Судья задает мне какой-то очередной вопрос из разряда вероломных, и я, поднявшись со скамьи, начинаю говорить, да только не на предложенную тему, а о том, о чем никак не начинают ни адвокат, ни прокурор.
— Подсудимый, отвечайте по существу заданного вам вопроса! — Но меня уже не унять. Из меня прет. — Подсудимый! Говорите по существу.
— А я и говорю по существу. Сейчас, Жаба, ты услышишь мою исповедь и, возможно, изменишь свое отношение ко мне, — кричу я и начинаю рассказывать про убийство Настюхи.
— Подсудимый, я делаю вам официальное замечание по нарушению порядка в зале судебных заседаний!
Не обращая внимания на предельно гневный тон, в котором произнесена эта скрытая угроза, продолжаю повествование. Меня поддерживает не только прилив сил, но и своего рода вдохновение, в которое я вкладываю месяцы терпеливого ожидания.
— Подсудимый! Я вынуждена официально сделать вам второе замечание. Отвечайте по существу задаваемых вам вопросов.
— Дайте мне рассказать самое важное, иначе вы ничего не поймете во всем…
— Подсудимый, вы лишаете суд возможности выполнять требования Уголовно-процессуального кодекса…
— Да это не я лишаю, это вы меня лишаете такой возможности. На следствии я…
— Подсудимый, я делаю вам третье официальное замечание. Я должна вас предупредить, что в случае дальнейшего неповиновения требованиям суда и Уголовно-процессуального кодекса я буду вынуждена удалить вас из зала.
— Но я прошу дать мне возможность рассказать…
— Подсудимый…
И тут я срываюсь. Неожиданно не только для всех, но даже для себя самого. Это похоже на наваждение. На помутнение рассудка. Это истерика… Провал, гибель, конец… Я ору на судью, задыхаясь от нехватки воздуха, захлебываясь, перемежая обвинения с оскорблениями, тараща глаза и строя устрашающие гримасы. Конвоиры окружают меня, оградив от зала и требуя замолчать, но мимо их голов, над их плечами я продолжаю обливать судью гневом и грязью до тех пор, пока один из конвоиров, достав из кобуры пистолет, не подносит его к моему лицу.

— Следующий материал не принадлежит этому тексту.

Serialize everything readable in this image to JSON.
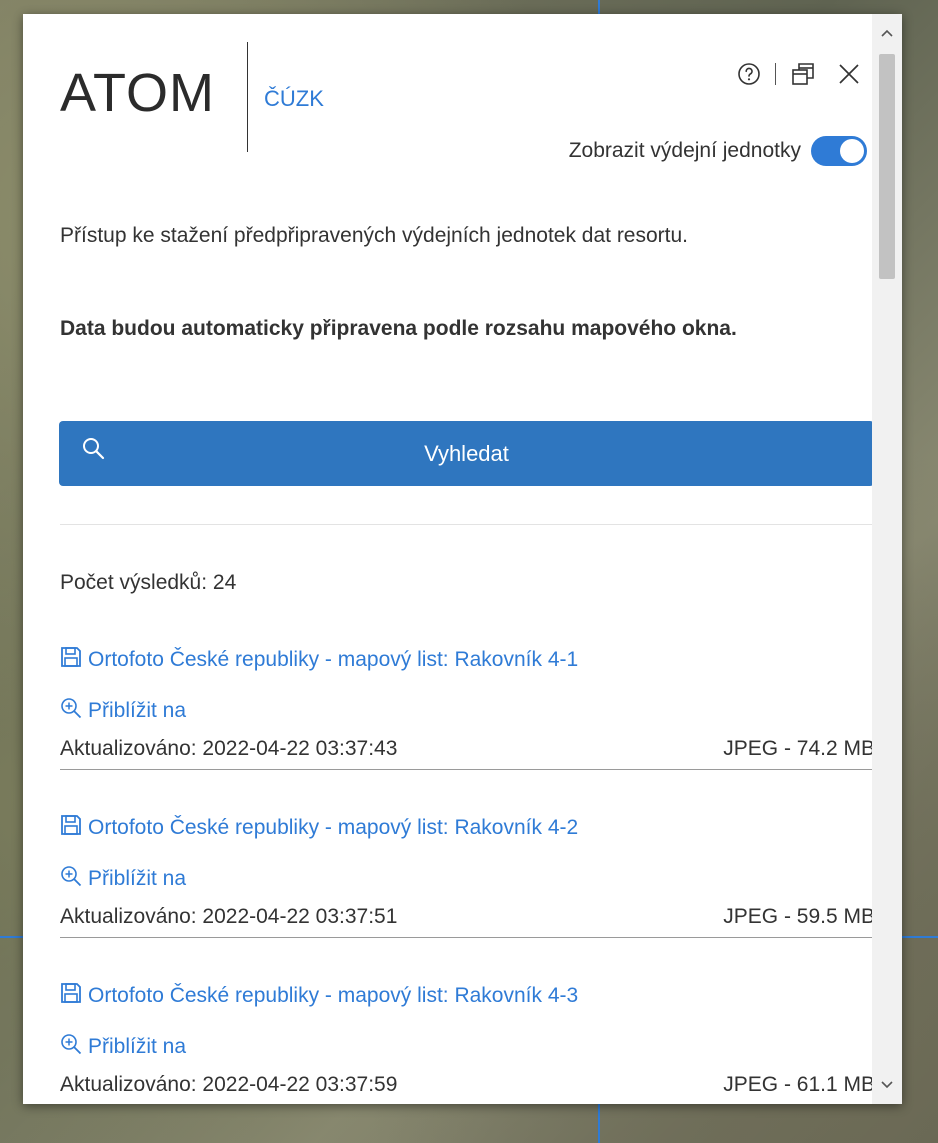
{
  "header": {
    "logo": "ATOM",
    "logo_sub": "ČÚZK",
    "icons": [
      "help-icon",
      "restore-window-icon",
      "close-icon"
    ]
  },
  "toggle": {
    "label": "Zobrazit výdejní jednotky",
    "state": "on"
  },
  "description": "Přístup ke stažení předpřipravených výdejních jednotek dat resortu.",
  "description_bold": "Data budou automaticky připravena podle rozsahu mapového okna.",
  "search_button": {
    "label": "Vyhledat"
  },
  "result_count": "Počet výsledků: 24",
  "results": [
    {
      "title": "Ortofoto České republiky - mapový list: Rakovník 4-1",
      "zoom_label": "Přiblížit na",
      "updated": "Aktualizováno: 2022-04-22 03:37:43",
      "size": "JPEG - 74.2 MB"
    },
    {
      "title": "Ortofoto České republiky - mapový list: Rakovník 4-2",
      "zoom_label": "Přiblížit na",
      "updated": "Aktualizováno: 2022-04-22 03:37:51",
      "size": "JPEG - 59.5 MB"
    },
    {
      "title": "Ortofoto České republiky - mapový list: Rakovník 4-3",
      "zoom_label": "Přiblížit na",
      "updated": "Aktualizováno: 2022-04-22 03:37:59",
      "size": "JPEG - 61.1 MB"
    }
  ],
  "colors": {
    "accent": "#2f7bd6",
    "button": "#2f76bf",
    "text": "#333333"
  }
}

Вид черненого металла наконец остужает мою ярость, я осекаюсь — и, мгновенно осознав всю глубину своего бессмысленного и чудовищно глупого, непростительного поведения, замолкаю.
Гляжу в зал, ища поддержки у адвоката. Михаил Абрамович собирает в портфель бумаги, не желая смотреть в мою сторону. Демонстративно.
Судья в сопровождении двух своих помощниц, не говоря ни слова и возмущенно глядя прямо перед собой, выходит из-за стола и скрывается за дверью. Туда же полминуты спустя направляются вначале прокурор, потом адвокат, а затем секретарь суда. Некоторое время над залом висит гробовая тишина, словно свидетельствующая о глубоком впечатлении, произведенном на присутствующих моей выходкой, но уже скоро начинается обмен мнениями — вначале шепотом, а потом и вполголоса. На меня никто не смотрит, словно опасаются повторения истерики. Конвоиры опять рассредоточились по краям загородки…
— Встать! Суд идет!
Ну наконец-то! По лицам судей, прокурора, адвоката и даже секретаря пытаюсь понять, о чем они говорили за дверью, к чему пришли. Рассказал адвокат или все еще нет? Хоть бы подмигнул или другой какой знак дал. Даже не смотрит в мою сторону. Зря я все-таки уверовал в безвозмездную защиту. Будь бы он мною куплен с потрохами — ходил бы сейчас вокруг меня на цирлах, пылинки сдувал и судье выгрызал горло, а так…
И опять этот до невозможного противный голос судьи:
— Судебная коллегия по уголовным делам Санкт-Петербургского городского суда в составе… Установила… оскорблял состав суда и своими выкриками сорвал работу судебного заседания, сделав ее невозможной в присутствии подсудимого. Выслушав мнение адвоката и заключение прокурора, предлагающего удалить гражданина Лебедева Юрия Николаевича из зала судебных заседаний, суд считает, что гражданин Лебедев подлежит удалению из зала судебных заседаний, так как он нарушает порядок, несмотря на неоднократные предупреждения председательствующего. На основании изложенного и руководствуясь статьей двести шестьдесят третьей Уголовно-процессуального кодекса Российской Федерации, суд определил: удалить Лебедева Юрия Николаевича из зала судебных заседаний, судебное разбирательство продолжить в его отсутствие. Конвоирам выполнить определение суда — удалить гражданина Лебедева Юрия Николаевича из зала судебных заседаний.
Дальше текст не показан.